Can one decompose a random variable $X$ into a mixture of $Y$ and $Z$ with prespecified mixing probabilty $p$ subject to the constraint $E[Y] = \mu$?

Question

Let $X$ be a random variable with known distribution function $F$ and let $Q \sim Bernoulli(p)$. Conditional on $Q=1$, $X = Y$ where $Y \sim G$. Conditional on $Q = 0$, $X = Z$ where $Z \sim H$.

Now suppose we fix a value for $p$, strictly between zero and one, along with a mean $\mu$ for the random variable $Y$. Given $F$, $p$, and $\mu$, does there always exist a corresponding pair $(G,H)$ that satisfies the mixture model? If not, are there conditions on $F$ that would ensure the existence of such a pair?

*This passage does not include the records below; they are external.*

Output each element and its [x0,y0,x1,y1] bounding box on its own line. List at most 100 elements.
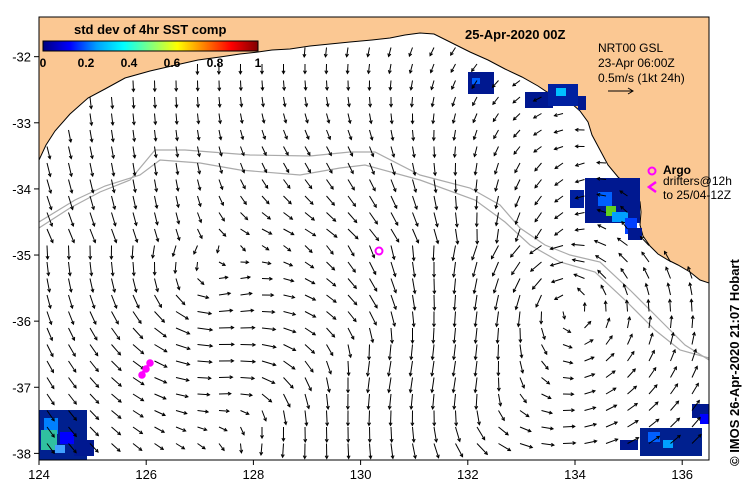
current-arrow [369,212,378,225]
current-arrow [454,212,459,228]
current-arrow [472,129,478,141]
current-arrow [584,406,597,411]
current-arrow [347,146,354,157]
current-arrow [541,426,555,431]
current-arrow [88,245,93,261]
current-arrow [89,162,95,178]
current-arrow [596,208,607,213]
current-arrow [491,261,499,277]
current-arrow [512,80,521,87]
current-arrow [691,365,698,378]
current-arrow [154,443,165,451]
current-arrow [347,129,353,141]
current-arrow [46,311,53,326]
current-arrow [347,311,357,323]
current-arrow [111,344,122,356]
current-arrow [132,228,139,244]
current-arrow [46,278,52,293]
current-arrow [518,327,523,344]
current-arrow [495,228,499,244]
current-arrow [46,377,55,390]
current-arrow [452,278,457,295]
current-arrow [218,228,227,237]
current-arrow [412,294,417,311]
current-arrow [596,160,607,165]
current-arrow [432,261,436,279]
current-arrow [431,311,436,328]
sst-patch-north [468,72,586,110]
current-arrow [240,308,255,313]
x-tick-label: 134 [564,467,586,482]
current-arrow [621,220,628,230]
current-arrow [648,332,654,345]
current-arrow [498,393,503,407]
current-arrow [89,426,100,437]
current-arrow [89,261,94,277]
current-arrow [218,261,227,266]
current-arrow [218,113,222,125]
current-arrow [111,311,119,325]
current-arrow [490,245,499,260]
current-arrow [533,129,542,136]
current-arrow [283,327,297,334]
current-arrow [46,393,55,406]
current-arrow [430,96,435,108]
current-arrow [283,245,292,252]
current-arrow [451,96,456,108]
current-arrow [261,245,270,251]
current-arrow [541,377,551,385]
current-arrow [281,63,286,75]
current-arrow [433,212,439,228]
current-arrow [369,327,375,344]
current-arrow [451,360,456,377]
colorbar-tick-label: 0 [40,56,47,70]
current-arrow [89,311,97,326]
current-arrow [541,327,546,341]
current-arrow [691,399,700,411]
current-arrow [239,96,244,108]
argo-legend: Argo drifters@12h to 25/04-12Z [646,163,732,202]
current-arrow [89,228,97,244]
current-arrow [472,278,478,295]
sst-patch-west [39,410,94,460]
current-arrow [409,96,414,108]
current-arrow [347,245,355,257]
current-arrow [111,393,122,403]
current-arrow [347,278,357,290]
current-arrow [326,311,337,320]
current-arrow [175,443,186,450]
current-vectors [45,47,702,460]
current-arrow [431,113,436,125]
current-arrow [648,366,657,378]
current-arrow [472,96,478,107]
current-arrow [283,410,288,426]
current-arrow [691,433,702,444]
current-arrow [46,344,54,358]
current-arrow [218,129,223,141]
current-arrow [194,261,199,272]
current-arrow [215,245,220,254]
current-arrow [46,228,54,244]
current-arrow [68,179,74,194]
current-arrow [471,261,478,278]
current-arrow [68,311,75,326]
current-arrow [304,113,309,124]
current-arrow [68,410,78,421]
drifter-track-icon [646,180,657,194]
current-arrow [154,212,159,226]
current-arrow [89,393,100,404]
current-arrow [473,179,478,193]
current-arrow [627,333,633,345]
current-arrow [369,278,378,292]
x-tick-label: 128 [243,467,265,482]
current-arrow [562,376,575,381]
current-arrow [111,195,117,211]
current-arrow [324,63,329,75]
current-arrow [627,316,632,329]
current-arrow [493,146,499,157]
current-arrow [324,80,329,92]
current-arrow [196,129,201,142]
current-arrow [367,410,372,427]
current-arrow [68,344,76,357]
current-arrow [519,360,525,374]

Update: In the first answer below, kimchee lover gives two examples of a discrete $X$ in which the decomposition fails. This is a helpful start, but I'm particularly interested in settings where the support set of $X$ is fairly rich. I'd be very happy with a characterization that applies to continuously distributed $X$ even if one cannot say something in general for discrete RVs.

Answer 1

Not always. Suppose $P(X=\nu)=1$, where $\nu$ is a constant, different from $\mu;$ in other words $F=\delta_\nu.$ Since $F$ is an extreme point in the space of probability measures, both $G$ and $H$ must equal $F$. But the expectation of $G$ is then wrong.

More elaborately, let $F= (\delta_0 + \delta_1)/2$ put half its mass at $0$ and half at $1$. Then $G$ and $H$ must also be supported on $\{0,1\}$, and hence $P(Y=1) = \mu$ and thus $P(Y=0)=1-\mu$. Already we know that $\mu$ must satisfy $0\le\mu\le1$. Similarly, $P(Z=1)$ must then solve $1/2 = p\mu + P(Z=1)$ which implies $$0 \le \frac{1/2-\mu p}{1-p} \le 1.$$

If I can think of a simple condition involving $F$, $p$, and $\mu$ alone, allowing a decomposition, I'll post it.

ADDED 2 hours later.

Suppose $F$ is continuous, with support $\mathbb R$. Since $F$ is a non trivial mixture of $G$ and $H$, we have $G\ll F$ and $H\ll F$, and thus $G$ and $H$ have Radon-Nikodym derivatives with respect to $F:$ call them $\gamma$ and $\eta$. The desired decomposition thus requires $p\gamma(x) +(1-p)\eta(x)=1$ for almost all (w.r.t. $F$) values of $x$, and $\int_{\mathbb R} \gamma(x) F(dx)=\int_{\mathbb R} \eta(x) F(dx) = 1$ and $\int_{\mathbb R} x \gamma(x) F(dx)=\mu$. And, of course, $\gamma(x)\ge 0$ and $\eta(x)\ge 0$, for almost all $x$.This is, in a sense, a linear programming problem (or feasibility problem). The unknown function $\eta$ can be eliminated from this setup by noting that given $\gamma$, we find $\eta=(1-p\gamma)/(1-p)$, and the non-negativity constraint on $\eta$ can be transferred to $\gamma$ by requiring $0\le \gamma(x) \le 1/p$.

I think the following sketch shows when such a $\gamma$ exists. For each $t\in [0,1-p]$ let $A(t) = F^{-1}(1-p-t)$ and $B(t) = F^{-1}(1-t)$. Thus, $p$ of $X$'s mass lies between $A(t)$ and $B(t)$, and $t$ of the mass lies above $B(t)$. Now consider the decreasing function $m(t) = \int_{A(t)}^{B(t)} x F(dx)/p$. If $\mu = m(t)$ for some $t$, we are done: let $\gamma=I_{[A(t),B(t)]}/p$. If there is no such $t$, I think the problem is infeasible. Which could happen if $\mu$ is too big.